I don't want the bounty for this though; I want mathlove to explain how the heck he or she found his or her solution.
I have figured out a way to get mathlove's answer. I'll write $PA=a/d$, $PB=b/d$ and $PC=c/d$. As described here, these obey the relation $$a^4+b^4+c^4+d^4 = a^2 b^2 + a^2 c^2 + a^2 d^2 + b^2 c^2 + b^2 d^2 + c^2 d^2.$$ Let $\Sigma$ be the surface in $\mathbb{P}^3$ cut out by this degree $4$ equation. Notice that $\Sigma$ has $16$ singular points: The $4$ points $(\pm 1 : \pm 1 : \pm 1 : 0)$ and the other $12$ which come from putting the zero in the other possible positions. The three points $(1:1:0:1)$, $(1:0:1:1)$ and $(0:1:1:1)$ are the vertices of the triangle; the other $13$ singularities involve negative or infinite values for $(PA, PB, PC)$.
The technical term for this is a Kummer surface and, in fact, $\Sigma$ is the special kind of Kummer surface called a tetrahedroid. But we don't need to know this to follow the rest of the argument.
Take a plane through any three of the singularities. The resulting planar slice of $\Sigma$ will be a degree $4$ plane curve with $\geq 3$ nodes. If there are exactly $3$ nodes, the resulting curve is genus $0$, and thus has a rational parametrization over $\mathbb{C}$. That parmetrization doesn't have to have rational coefficients but, in some lucky cases, it does. We also aren't promised that the resulting values of $(PA, PB,PC)$ will be positive, let alone inside the triangle but, again, sometimes we get luck.
Mathlove uses the plane $b+d=2a$, passing through the points $(0,1,1,-1)$, $(0,-1,1,1)$ and $(1,1,0,1)$. The complete list of planes, up to permuting $(a,b,c,d)$ and switching signs, is $a=0$, $a+b=0$, $a+b+c=0$, $a+b+2c=0$ and $a+b+2c+3d=0$. These symmetries of $\Sigma$ do not respect the condition that the points actually correspond to physical points inside the triangle, so you have to keep track of more possibilities if you want that to hold.

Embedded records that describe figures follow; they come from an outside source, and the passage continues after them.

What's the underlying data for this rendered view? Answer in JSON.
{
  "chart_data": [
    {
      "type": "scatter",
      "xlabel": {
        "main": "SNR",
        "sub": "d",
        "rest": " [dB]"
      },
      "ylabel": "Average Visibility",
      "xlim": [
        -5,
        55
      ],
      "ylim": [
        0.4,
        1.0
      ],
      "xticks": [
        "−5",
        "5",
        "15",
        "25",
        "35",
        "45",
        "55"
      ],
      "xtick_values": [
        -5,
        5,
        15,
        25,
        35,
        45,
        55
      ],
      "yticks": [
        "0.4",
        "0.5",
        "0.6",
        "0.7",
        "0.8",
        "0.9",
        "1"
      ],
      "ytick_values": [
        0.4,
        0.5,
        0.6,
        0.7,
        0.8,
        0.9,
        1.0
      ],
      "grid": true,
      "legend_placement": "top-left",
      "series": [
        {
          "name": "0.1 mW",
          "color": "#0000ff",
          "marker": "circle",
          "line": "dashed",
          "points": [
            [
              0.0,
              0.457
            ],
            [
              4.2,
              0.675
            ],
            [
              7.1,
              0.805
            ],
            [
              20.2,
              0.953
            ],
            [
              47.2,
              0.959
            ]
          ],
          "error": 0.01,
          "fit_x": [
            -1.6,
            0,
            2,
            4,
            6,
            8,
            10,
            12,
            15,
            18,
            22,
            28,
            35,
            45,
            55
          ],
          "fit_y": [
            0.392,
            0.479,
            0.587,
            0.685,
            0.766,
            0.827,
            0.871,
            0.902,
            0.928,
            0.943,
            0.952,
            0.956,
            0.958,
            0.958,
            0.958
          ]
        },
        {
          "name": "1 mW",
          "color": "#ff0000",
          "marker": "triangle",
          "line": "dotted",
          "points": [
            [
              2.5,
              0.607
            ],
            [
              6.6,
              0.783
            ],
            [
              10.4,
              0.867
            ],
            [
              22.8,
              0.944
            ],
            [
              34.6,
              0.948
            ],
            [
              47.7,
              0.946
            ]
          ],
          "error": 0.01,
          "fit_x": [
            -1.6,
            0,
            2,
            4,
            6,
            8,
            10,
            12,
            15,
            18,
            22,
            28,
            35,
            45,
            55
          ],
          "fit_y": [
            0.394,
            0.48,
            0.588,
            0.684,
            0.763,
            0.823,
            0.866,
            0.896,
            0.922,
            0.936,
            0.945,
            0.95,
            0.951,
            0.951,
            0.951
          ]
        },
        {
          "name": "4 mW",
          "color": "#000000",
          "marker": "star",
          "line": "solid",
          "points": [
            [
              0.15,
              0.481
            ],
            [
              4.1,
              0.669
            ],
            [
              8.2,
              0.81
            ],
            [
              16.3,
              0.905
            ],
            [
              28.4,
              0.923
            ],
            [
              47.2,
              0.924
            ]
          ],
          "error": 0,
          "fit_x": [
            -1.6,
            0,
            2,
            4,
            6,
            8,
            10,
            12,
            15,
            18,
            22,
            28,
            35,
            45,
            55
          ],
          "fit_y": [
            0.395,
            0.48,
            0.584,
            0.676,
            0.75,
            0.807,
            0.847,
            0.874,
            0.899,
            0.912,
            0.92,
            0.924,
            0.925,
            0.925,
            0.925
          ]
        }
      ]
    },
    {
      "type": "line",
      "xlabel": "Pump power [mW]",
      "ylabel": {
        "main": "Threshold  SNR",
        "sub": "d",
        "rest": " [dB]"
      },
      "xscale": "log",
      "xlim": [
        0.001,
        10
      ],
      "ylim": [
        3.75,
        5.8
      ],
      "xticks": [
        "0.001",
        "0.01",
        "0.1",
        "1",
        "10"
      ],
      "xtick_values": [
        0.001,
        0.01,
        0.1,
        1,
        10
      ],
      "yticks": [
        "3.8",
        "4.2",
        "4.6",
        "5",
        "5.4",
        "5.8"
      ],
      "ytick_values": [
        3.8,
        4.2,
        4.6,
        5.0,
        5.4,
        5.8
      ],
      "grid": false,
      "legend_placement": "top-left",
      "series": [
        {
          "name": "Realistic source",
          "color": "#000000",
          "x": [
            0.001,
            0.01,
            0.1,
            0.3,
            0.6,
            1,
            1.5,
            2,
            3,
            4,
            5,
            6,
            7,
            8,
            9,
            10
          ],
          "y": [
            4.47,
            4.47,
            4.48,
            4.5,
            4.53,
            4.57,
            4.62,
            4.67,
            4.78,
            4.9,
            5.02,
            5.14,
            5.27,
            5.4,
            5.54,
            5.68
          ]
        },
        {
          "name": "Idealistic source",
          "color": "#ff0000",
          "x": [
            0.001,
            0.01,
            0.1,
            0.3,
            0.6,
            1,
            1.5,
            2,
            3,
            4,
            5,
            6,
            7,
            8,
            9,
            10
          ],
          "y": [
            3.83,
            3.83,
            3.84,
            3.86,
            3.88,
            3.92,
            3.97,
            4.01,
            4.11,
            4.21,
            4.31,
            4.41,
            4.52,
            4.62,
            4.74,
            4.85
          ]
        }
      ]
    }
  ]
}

Several of these planes correspond to interesting geometric configurations:
The equations $a+d=b$, $a+b=d$ and $b+d=a$ are $PA+1=PB$, $PA+PB=1$ and $PB+1=PA$ respectively, which say that $P$ lies on the line $AB$ (either in the two unbounded rays or in the line segment $AB$.)
The equation $a+b=c$ means $PA+PB=PC$, so (by Ptolemy's theorem) $P$ is on the arc of the circumcircle from $A$ to $B$; the other arcs of the circumcircle are described similarly.
The equation $a=b$ means that $P$ is on the perpendicular bisector of $AB$. This doesn't actually contribute any points; the intersection of $\Sigma$ with $\{ a=b \}$ the product of two conics, neither of which has rational coefficients.
Other planes, such as mathlove's choice $PB+1=2PA$ have no clear geometric meaning, but we can still rationally parametrize them and, at least in some cases, it seems we win.
As far as I can tell from skimming papers, there is an enormous literature on rational points on Kummer surfaces, but there isn't one simple answer. I had hoped to use this question as an opportunity to teach myself about Kummer surfaces (and, to some extent, I have) but it looks it's a big field, so I'll stop here.